The lesson explains the role of carbon dioxide in feedback loops, the impact of warmer global temperatures on permafrost and methane clathrate hydrates, water feedbacks, and how increased temperatures have caused mountain pine beetles to thrive, leading to increased forest fires.
The lesson includes a pop-up glossary to assist students in accessing definitions.
Graphs and real-world illustrations are used to help students better understand the concept of a feedback loop.
The lesson also includes math connections and provides students with opportunities to practice using graphs.
Students would benefit from working through or referencing the previous lessons from this source.
Students should be familiar with graphing and navigating simulations.
Some of the data is not current. Examples include the following:
The Carbon Cycle learning tool uses data from 2007 and 2008.
Page 5/8 in Key Idea 4: Water Feedbacks features a graph with data that extends to the year 2010.
This is part 7 of 9 in Explaining Climate Change, a series of lessons from The King's Centre for Visualization in Science.
This lesson is divided into five sections. Students could complete these on separate days or at their own pace.
Students could complete the lesson in small groups or pairs.
Teachers can use the Your Turn questions for class discussions to ensure that students understand the major concepts.
This lesson can be used in conjunction with these videos on climate feedback loops.
This resource is recommended. It provides compelling insight into how Earth's climate system works, incoming and outgoing energy, feedback loops, and interactions in open and closed systems.
ESS2: Earth's Systems
HS.ESS2.2 Analyze geoscience data to make the claim that one change to Earth’s surface can create feedbacks that cause changes to other Earth systems.

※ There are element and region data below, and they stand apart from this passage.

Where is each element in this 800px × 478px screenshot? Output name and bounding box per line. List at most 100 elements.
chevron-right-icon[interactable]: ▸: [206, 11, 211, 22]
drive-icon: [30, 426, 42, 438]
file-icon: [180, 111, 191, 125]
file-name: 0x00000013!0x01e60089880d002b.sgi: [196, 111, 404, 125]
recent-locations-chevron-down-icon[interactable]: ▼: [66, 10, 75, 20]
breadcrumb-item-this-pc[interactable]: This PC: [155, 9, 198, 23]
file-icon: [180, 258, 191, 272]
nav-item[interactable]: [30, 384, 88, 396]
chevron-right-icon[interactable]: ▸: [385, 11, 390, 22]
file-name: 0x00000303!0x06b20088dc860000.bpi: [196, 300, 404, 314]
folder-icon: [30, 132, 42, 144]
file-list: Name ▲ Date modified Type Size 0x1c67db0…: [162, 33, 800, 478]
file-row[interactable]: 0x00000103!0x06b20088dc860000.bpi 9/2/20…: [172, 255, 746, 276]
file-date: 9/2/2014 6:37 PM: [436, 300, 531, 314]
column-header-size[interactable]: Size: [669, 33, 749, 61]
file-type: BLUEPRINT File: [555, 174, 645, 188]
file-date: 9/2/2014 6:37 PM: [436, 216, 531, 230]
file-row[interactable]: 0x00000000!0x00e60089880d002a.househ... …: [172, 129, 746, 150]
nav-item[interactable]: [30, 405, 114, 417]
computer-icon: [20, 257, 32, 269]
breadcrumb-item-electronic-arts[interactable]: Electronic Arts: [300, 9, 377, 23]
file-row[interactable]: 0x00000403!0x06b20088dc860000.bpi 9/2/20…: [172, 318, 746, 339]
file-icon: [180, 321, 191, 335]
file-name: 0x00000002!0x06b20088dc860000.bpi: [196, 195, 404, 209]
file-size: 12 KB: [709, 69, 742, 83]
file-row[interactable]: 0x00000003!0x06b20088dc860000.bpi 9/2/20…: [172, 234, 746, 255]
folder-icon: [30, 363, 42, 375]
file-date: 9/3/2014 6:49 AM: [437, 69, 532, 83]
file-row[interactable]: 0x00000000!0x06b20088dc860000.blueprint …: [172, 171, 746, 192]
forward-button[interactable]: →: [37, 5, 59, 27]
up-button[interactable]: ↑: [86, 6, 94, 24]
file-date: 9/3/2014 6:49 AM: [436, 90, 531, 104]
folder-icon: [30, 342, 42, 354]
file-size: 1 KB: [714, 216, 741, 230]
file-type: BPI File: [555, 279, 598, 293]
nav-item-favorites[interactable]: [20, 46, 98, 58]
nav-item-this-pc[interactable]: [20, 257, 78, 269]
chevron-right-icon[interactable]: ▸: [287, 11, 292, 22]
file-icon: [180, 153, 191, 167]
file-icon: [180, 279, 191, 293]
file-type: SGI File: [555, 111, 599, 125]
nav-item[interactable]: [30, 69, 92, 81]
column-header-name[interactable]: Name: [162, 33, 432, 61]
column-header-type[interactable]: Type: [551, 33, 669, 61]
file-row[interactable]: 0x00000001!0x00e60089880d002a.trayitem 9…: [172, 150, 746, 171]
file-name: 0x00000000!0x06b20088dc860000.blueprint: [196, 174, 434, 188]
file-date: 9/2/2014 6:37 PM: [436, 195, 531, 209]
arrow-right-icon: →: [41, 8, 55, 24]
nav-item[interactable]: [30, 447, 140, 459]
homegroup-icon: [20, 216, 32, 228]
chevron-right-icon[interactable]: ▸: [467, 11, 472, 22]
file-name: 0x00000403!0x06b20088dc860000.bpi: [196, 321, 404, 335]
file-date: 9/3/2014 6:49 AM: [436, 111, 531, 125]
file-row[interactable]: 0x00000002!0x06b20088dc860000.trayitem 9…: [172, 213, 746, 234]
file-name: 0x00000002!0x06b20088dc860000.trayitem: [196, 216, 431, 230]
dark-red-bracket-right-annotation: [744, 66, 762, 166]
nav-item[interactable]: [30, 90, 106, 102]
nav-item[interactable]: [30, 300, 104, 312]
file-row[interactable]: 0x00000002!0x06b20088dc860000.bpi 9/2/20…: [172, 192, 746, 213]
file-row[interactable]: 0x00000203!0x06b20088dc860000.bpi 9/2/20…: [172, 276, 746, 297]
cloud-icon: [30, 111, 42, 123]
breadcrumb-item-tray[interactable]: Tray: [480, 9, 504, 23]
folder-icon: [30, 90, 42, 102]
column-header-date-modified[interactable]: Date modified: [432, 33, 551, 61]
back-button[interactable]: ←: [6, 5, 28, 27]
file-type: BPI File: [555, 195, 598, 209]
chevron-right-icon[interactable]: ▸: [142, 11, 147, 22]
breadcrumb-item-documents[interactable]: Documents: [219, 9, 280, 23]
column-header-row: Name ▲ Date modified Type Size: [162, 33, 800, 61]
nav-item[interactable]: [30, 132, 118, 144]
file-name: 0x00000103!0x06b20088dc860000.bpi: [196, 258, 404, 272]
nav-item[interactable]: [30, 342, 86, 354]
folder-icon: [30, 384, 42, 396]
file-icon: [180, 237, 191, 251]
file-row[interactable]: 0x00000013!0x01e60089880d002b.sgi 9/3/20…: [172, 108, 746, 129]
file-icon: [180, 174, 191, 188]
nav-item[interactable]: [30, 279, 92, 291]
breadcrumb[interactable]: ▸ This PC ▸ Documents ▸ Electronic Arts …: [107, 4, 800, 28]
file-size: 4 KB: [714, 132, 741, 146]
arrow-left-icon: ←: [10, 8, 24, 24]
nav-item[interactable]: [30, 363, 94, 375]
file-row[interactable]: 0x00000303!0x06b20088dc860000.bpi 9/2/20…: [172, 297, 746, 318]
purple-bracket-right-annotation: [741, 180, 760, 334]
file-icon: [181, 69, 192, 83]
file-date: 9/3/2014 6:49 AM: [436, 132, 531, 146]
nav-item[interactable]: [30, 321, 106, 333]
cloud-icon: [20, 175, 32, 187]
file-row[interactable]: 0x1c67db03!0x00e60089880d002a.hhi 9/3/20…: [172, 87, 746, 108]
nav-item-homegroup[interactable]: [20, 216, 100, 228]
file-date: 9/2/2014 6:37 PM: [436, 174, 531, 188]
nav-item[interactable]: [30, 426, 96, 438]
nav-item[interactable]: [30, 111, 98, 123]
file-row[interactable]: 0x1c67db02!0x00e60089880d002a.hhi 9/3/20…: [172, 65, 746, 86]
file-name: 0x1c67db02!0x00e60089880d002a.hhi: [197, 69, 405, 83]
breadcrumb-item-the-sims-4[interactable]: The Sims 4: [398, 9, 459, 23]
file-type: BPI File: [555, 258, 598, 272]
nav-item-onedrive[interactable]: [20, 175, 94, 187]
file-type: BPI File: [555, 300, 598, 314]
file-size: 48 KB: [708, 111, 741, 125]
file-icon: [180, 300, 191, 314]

HS.ESS2.4 Use a model to describe how variations in the flow of energy into and out of Earth’s systems result in changes in climate.
ESS3: Earth and Human Activity
HS.ESS3.6 Use a computational representation to illustrate the relationships among Earth systems and how those relationships are being modified due to human activity (i.e., climate change).
LS2: Ecosystems: Interactions, Energy, and Dynamics
HS.LS2.6 Evaluate claims, evidence, and reasoning that the complex interactions in ecosystems maintain relatively consistent numbers and types of organisms in stable conditions, but changing conditions may result in a new ecosystem.